O filme revelação da temporada, Óscar de Melhor Filme Internacional e Prémio FIPRESCI em Cannes vai ficar disponível na Filmin Portugal a partir do dia 9 de Junho. Uma verdadeira obra-prima que consolidou o seu realizador, Ryusuke Hamaguchi, como um dos mais populares autores asiáticos do momento. “Drive My Car” é baseado num conto do livro “Homens sem Mulheres” de Haruki Murakami.
Um homem e uma mulher, quando fazem sexo, contam um ao outro uma história que pode vir a ser uma série televisiva. Mas essa história será pura ficção? Ou existe algo mais escondido nas implicações, nos detalhes mais picantes? O desejo de contar algo sobre que não haveria coragem de dizer de outra forma? Quem já viu o filme anterior de Ryusuke Hamaguchi (‘Roda da Fortuna e da Fantasia‘, que também está disponível na Filmin Portugal) sabe que as palavras para o realizador japonês nunca são neutras, sempre revelam algo sobre nós mesmos. Assim é em ‘Drive My Car’, onde a aventura da estudante apaixonada e intrusiva acaba por revelar a insatisfação e ansiedade da sua autora, apaixonada pelo marido, mas pronta a ceder à tentação de uma aventura com um jovem actor, Koji (Masaki Okada).
Já haveria material para um filme (sem esquecer as viagens de carro de Yusuke durante as quais ele ouve a fita onde a sua esposa gravou “Tio Vânia” de Chekhov para ele praticar o próximo texto que vai encenar), mas o genérico só chega depois de 40 minutos para deixar claro ao espectador que o que ele viu é apenas uma “introdução”. Uma espécie de “afinação” das personagens, que outros autores talvez tenham resumido em algumas linhas do diálogo.

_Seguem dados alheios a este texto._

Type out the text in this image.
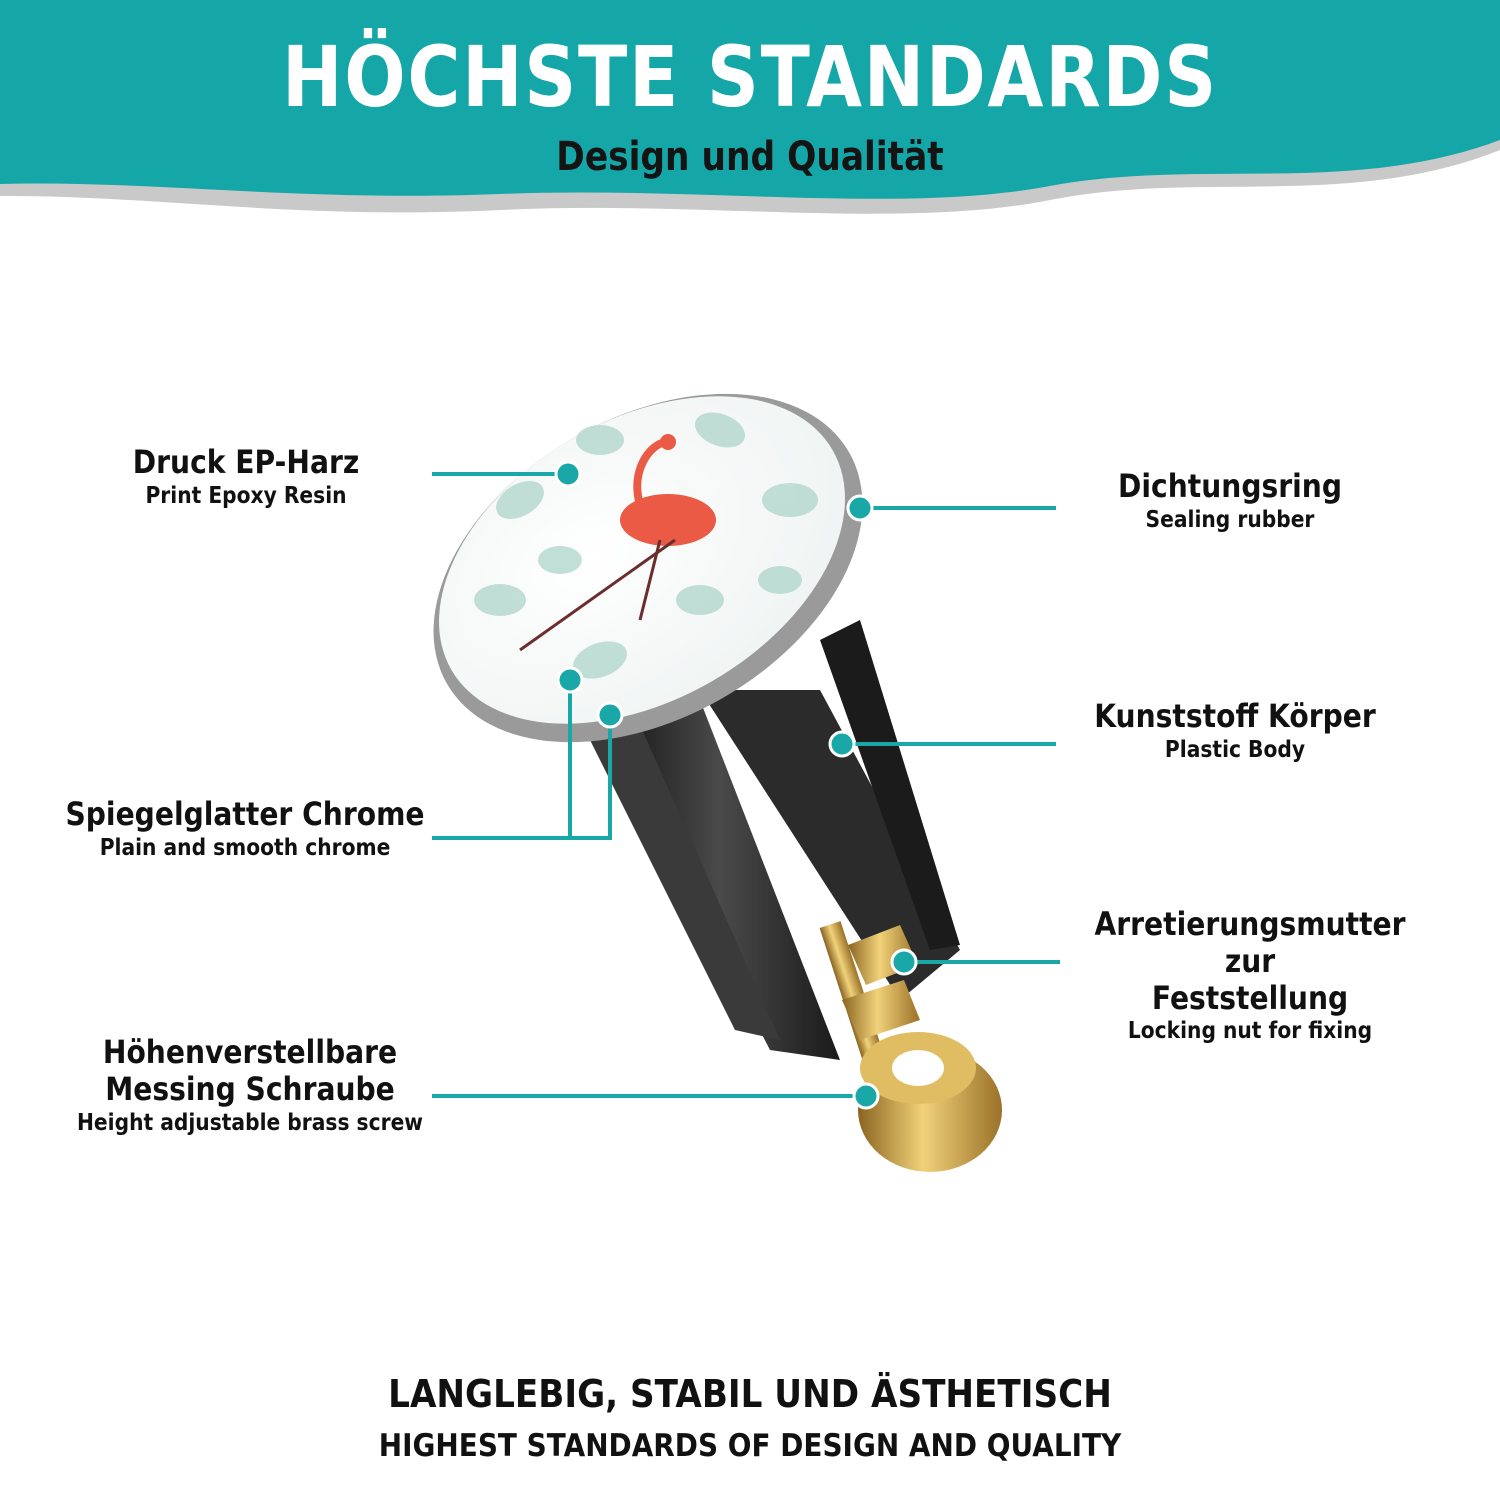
HÖCHSTE STANDARDS
Design und Qualität
Druck EP-Harz
Print Epoxy Resin
Spiegelglatter Chrome
Plain and smooth chrome
Höhenverstellbare
Messing Schraube
Height adjustable brass screw
Dichtungsring
Sealing rubber
Kunststoff Körper
Plastic Body
Arretierungsmutter zur
Feststellung
Locking nut for fixing
LANGLEBIG, STABIL UND ÄSTHETISCH
HIGHEST STANDARDS OF DESIGN AND QUALITY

Hamaguchi mostra-nos as personagens no momento crucial para eles, onde ganham forma através das palavras. As maneiras pelas quais as pessoas falam e reagem ao que os outros dizem nunca são neutras e o trabalho de Hamaguchi é filmar como as palavras tomam forma. É uma característica dos seus filmes, inclusive o belíssimo ‘Happy Hour‘ (também disponível na Filmin Portugal). Por isso o filme (que continua por duas horas e vinte minutos após os créditos iniciais) é todo um longo e meticuloso confronto através dos diálogos. Convidado em Hiroshima para encenar o texto de Chekhov com actores de diferentes formações, culturas, e línguas, Yusuke acabará por se confrontar com o que o texto do dramaturgo russo faz ressoar na sua memória e no seu coração. “Drive My Car” è também sobre a relação do protagonista com a jovem motorista (Toko Miura) que todos os dias o leva do hotel para o teatro e vice-versa. A motorista aos poucos vai entrar na dinâmica que ilumina todo o filme, que escava na alma das pessoas através das ressonâncias das palavras.
“Drive My Car” é um filme difícil? Pelo contrário, é um filme de uma linearidade e simplicidade esmagadora, onde Chekhov, Murakami e Hamaguchi se entrelaçam para oferecer ao espectador um corte aberto no coração humano.
Classificação: 4 em 5 estrelas. Texto escrito por Gianmaria Secci.